Raine lurched up in bed. Long slits of light blurred his vision, smeared it, but a dark shape leaned against the wall.
“Morning, sunshine.” Keir’s rumbling voice quaked through Raine’s temples.
But that didn’t make sense.
He shook his head. Shielding his eyes, he watched the figure straighten, walk over to his vanity. Keir sifted through empty liquor bottles, crushed cigarette packs, dirty plates, old bills. Not bothering to mask his disgust, he turned. “I’ve been waiting.”
“So nice to see you.”
Keir’s gaze remained unrelenting, staring straight into Raine’s eyes. Voice heavy and seething, he asked, “What happened last night?”
“I fucked up.”
“Aon cac. I know. I’m asking you what happened.”
Raine took a deep breath. “They recognized me and lashed out before I could get a word in edgewise.”
“You do realize we don’t send you out there for your communication skills.”
“Mac an donais.”
When Keir spoke again, his voice came smooth and measured, “Now what are we going to do about this problem?”
Raine let out a pent up breath. “Well, they know we’re looking for them.” He paused, then ventured, “Do you think it’s wise to put me on this? Everyone knows me. I can’t pass a beggar or a five year old without being recognized.”
Keir shrugged, his face betraying no emotion. “It’s a problem, but you’ve managed before.” He tilted his head. “Tell me how you’ll do it now.”
Raine hadn’t considered how he’d continue. He’d hoped Keir would see reason and take him off it. He found himself speaking with confidence.

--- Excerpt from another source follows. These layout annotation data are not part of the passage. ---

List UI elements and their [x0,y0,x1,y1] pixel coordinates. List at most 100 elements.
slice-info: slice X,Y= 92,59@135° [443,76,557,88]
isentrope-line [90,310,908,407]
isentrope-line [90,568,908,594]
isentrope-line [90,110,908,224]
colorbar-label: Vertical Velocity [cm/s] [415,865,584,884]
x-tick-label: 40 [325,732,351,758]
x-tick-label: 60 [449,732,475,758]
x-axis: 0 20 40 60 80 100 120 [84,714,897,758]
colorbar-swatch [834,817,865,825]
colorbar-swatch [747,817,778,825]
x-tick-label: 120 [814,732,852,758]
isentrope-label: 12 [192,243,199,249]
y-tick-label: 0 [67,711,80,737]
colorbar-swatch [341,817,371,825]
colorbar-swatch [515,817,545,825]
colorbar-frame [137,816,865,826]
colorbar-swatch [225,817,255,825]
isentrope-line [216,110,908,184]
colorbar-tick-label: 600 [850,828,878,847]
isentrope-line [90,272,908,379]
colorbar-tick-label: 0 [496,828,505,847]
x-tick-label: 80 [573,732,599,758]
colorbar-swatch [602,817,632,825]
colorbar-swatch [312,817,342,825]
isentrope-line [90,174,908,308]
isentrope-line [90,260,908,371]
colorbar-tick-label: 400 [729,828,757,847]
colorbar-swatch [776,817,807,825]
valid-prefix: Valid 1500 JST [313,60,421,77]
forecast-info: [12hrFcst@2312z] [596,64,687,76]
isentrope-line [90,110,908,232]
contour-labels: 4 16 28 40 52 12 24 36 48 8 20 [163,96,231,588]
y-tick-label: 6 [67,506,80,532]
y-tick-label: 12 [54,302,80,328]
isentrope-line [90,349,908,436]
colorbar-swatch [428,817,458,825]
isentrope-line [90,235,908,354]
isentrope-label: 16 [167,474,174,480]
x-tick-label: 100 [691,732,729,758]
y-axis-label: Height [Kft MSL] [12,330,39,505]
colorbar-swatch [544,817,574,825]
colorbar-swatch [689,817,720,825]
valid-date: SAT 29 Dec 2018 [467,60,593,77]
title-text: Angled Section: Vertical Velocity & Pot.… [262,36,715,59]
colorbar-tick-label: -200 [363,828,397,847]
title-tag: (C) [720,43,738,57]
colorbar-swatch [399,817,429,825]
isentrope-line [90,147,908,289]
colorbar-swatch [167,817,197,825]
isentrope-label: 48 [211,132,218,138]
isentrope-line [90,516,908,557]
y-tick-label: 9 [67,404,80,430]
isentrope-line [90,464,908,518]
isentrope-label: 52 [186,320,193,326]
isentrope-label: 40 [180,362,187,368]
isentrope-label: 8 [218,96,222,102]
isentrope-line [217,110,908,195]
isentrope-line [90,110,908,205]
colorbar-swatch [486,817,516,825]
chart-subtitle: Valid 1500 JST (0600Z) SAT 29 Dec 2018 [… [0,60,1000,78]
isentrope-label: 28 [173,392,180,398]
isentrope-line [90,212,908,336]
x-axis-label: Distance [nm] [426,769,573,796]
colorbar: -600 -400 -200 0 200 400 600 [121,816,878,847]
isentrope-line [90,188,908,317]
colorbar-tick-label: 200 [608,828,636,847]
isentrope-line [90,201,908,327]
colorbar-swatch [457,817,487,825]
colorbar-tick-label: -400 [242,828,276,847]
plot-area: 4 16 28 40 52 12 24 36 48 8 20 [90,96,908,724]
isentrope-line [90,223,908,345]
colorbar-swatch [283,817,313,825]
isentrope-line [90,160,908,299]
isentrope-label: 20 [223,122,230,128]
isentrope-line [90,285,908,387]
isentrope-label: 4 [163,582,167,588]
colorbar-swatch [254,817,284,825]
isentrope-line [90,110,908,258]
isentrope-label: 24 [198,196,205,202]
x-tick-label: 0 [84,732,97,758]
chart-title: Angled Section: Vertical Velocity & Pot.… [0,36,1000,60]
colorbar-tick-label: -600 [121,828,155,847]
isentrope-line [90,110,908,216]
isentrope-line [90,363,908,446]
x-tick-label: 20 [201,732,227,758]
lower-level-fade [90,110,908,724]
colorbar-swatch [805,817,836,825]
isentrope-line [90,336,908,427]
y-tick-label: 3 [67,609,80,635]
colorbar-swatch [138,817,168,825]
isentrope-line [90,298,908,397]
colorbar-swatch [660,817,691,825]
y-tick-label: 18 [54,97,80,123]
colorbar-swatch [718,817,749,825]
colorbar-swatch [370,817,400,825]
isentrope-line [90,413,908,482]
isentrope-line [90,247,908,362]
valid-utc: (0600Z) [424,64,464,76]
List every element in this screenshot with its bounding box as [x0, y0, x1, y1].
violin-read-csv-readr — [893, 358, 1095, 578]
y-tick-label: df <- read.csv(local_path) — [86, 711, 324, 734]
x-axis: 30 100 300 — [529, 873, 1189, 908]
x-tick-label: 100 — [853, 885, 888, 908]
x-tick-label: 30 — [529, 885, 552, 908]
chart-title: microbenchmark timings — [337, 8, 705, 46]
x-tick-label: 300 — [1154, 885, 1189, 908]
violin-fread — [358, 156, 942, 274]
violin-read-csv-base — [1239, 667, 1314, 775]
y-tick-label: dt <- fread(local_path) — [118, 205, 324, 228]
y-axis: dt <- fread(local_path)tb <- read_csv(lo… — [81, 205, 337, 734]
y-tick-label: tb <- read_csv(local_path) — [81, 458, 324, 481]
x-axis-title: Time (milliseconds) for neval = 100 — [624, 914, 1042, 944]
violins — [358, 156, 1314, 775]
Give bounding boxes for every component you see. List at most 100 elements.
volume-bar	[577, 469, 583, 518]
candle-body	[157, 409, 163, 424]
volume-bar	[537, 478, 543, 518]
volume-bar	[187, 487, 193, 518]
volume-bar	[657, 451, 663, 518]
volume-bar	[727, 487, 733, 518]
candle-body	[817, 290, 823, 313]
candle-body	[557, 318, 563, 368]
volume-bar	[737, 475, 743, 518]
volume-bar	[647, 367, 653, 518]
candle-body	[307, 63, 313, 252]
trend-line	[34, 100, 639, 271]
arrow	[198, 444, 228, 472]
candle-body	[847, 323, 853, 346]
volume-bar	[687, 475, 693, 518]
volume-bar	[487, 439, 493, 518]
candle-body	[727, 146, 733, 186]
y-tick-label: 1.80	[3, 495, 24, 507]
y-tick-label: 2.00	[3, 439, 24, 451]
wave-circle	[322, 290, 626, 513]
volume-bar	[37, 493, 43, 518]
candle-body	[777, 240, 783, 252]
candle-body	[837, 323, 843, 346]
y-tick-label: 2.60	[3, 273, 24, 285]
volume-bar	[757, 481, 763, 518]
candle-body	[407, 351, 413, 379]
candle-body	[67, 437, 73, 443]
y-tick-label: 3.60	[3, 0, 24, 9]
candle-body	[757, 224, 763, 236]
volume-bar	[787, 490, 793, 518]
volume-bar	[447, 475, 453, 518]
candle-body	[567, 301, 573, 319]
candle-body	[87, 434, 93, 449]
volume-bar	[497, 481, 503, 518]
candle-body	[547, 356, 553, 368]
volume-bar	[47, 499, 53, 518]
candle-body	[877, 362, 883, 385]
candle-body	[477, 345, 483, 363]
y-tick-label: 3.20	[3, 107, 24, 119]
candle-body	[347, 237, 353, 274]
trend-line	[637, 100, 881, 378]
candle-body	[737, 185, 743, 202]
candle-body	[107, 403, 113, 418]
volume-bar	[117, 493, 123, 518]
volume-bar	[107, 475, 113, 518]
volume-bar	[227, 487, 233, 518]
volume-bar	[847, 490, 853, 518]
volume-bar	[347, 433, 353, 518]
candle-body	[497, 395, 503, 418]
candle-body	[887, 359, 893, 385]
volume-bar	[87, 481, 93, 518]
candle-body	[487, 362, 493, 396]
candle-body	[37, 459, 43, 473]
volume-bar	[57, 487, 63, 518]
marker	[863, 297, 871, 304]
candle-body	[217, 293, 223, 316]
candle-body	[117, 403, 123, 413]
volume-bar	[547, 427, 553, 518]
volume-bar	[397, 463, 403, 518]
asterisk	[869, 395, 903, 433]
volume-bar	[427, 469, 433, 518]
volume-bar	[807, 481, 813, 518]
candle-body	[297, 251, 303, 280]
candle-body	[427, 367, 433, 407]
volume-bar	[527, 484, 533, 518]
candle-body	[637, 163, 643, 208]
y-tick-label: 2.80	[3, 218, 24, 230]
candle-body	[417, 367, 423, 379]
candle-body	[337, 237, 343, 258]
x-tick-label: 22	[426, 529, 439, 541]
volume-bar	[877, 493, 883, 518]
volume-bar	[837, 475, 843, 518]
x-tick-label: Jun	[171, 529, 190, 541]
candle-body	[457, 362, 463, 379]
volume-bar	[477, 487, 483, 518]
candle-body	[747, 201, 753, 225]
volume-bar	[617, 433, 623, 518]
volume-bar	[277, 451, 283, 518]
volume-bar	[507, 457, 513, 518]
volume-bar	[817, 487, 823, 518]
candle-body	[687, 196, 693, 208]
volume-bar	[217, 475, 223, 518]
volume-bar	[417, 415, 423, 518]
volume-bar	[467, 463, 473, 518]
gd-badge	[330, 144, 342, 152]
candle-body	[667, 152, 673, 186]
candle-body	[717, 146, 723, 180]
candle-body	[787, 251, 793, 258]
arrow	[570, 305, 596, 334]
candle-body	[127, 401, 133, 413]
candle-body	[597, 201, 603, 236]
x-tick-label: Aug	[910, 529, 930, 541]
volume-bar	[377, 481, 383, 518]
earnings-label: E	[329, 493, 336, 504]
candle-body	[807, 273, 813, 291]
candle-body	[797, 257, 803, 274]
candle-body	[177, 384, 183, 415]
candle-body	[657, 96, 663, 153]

“I got some information from the bartender. They seem to be on a nightly rotation of bars but spend most of their time at the Carnivorous Flamingo.”
“Then what?” Keir pushed.
“Grab one of them, maybe both. Bring ‘em to you. Then my hands are clean.” A grin played at the corners of his torn lips.
Keir smirked without amusement. “Interesting plan.” He nodded, then said, “Here’s what you’re going to do: get cleaned up. You’ll be at the docks tonight. Make sure you’re presentable. We want you to be known. They’ll show up.”
“But what about—”
“You’re really going to take the word of some floozy you chatted up? You don’t get people like us sniffing around and let your stuff sit there. You get rid of it as quickly as possible.”
Keir walked toward the bedroom door. He flicked a button. Light flooded the room as the window slats opened all at once. “Clean this place up, boy. You’re better than this.”
Then Keir left.
Raine stared at the doorway. He listened for the slam of the front door, but Keir didn’t give him the satisfaction. His boss slipped out as quietly as he appeared. He couldn’t help but hope Keir had to deal with Feond, but he doubted Keir would suffer her oddities gladly. He shifted his legs off the edge of the bed, fought the screaming of his muscles, and tried to stand.
Raine stumbled forward, collapsing into his nightstand. It jerked, its contents shifting. A lamp crashed to the floor while a dirty glass sloshed, pitching off the edge.
He caught the glass. Watered down and useless whiskey splashed his hand then came to rest. His stomach lurched at the thought of drinking again. He swallowed hard, the tainted liquor plummeting down to his empty stomach. He breathed in twice, sharp, labored breaths, then plucked a crooked cigarette from an ashtray. He straightened, bones cracking.
Slipping into the bathroom, he flipped on the row of lights. A pop hit his ears, another light dead. Only two of the seven lights remained. He stared at his reflection, exhaling a puff of smoke. Though he’d spent half the evening drinking and nursing his wounds, it hadn’t helped much.
Reaching up, Raine tapped a finger along the reflection. Nothing. He banged his fist against its side.
The mirror flickered to life. After an agonizing minute, a collection of three silent displays loaded up. He swiped across and news reports flitted by, dissolved, transitioned to a blank screen, words filing onto the space. He made three more gestures, then music started to play through the speakers. The bittersweet strings of a cello filled the room.
Raine peeled the bandages from his fist. He grimaced, threw the wrappings away. He examined the beet red flesh, finding it complimented the rest of his wounds quite well.
He crossed to the shower as the music shifted to a high pitched squeal of twisted metal.
Spinning round, he smacked the glass once more.
The image flashed, the melancholy strings resumed.
“Piece of shit,” he muttered.
He turned the shower on, stripped down. The scalding water assaulted his body and found its way into cuts he hadn’t realized he’d had. His scalp hissed in agony as little bits of glass pelted the shower tile. He sucked in a sharp rush of smoke with the pain. He tapped the ash against the wall, careful to keep the cigarette from the water, as he rattled off excuses for his failure to the unresponsive tile.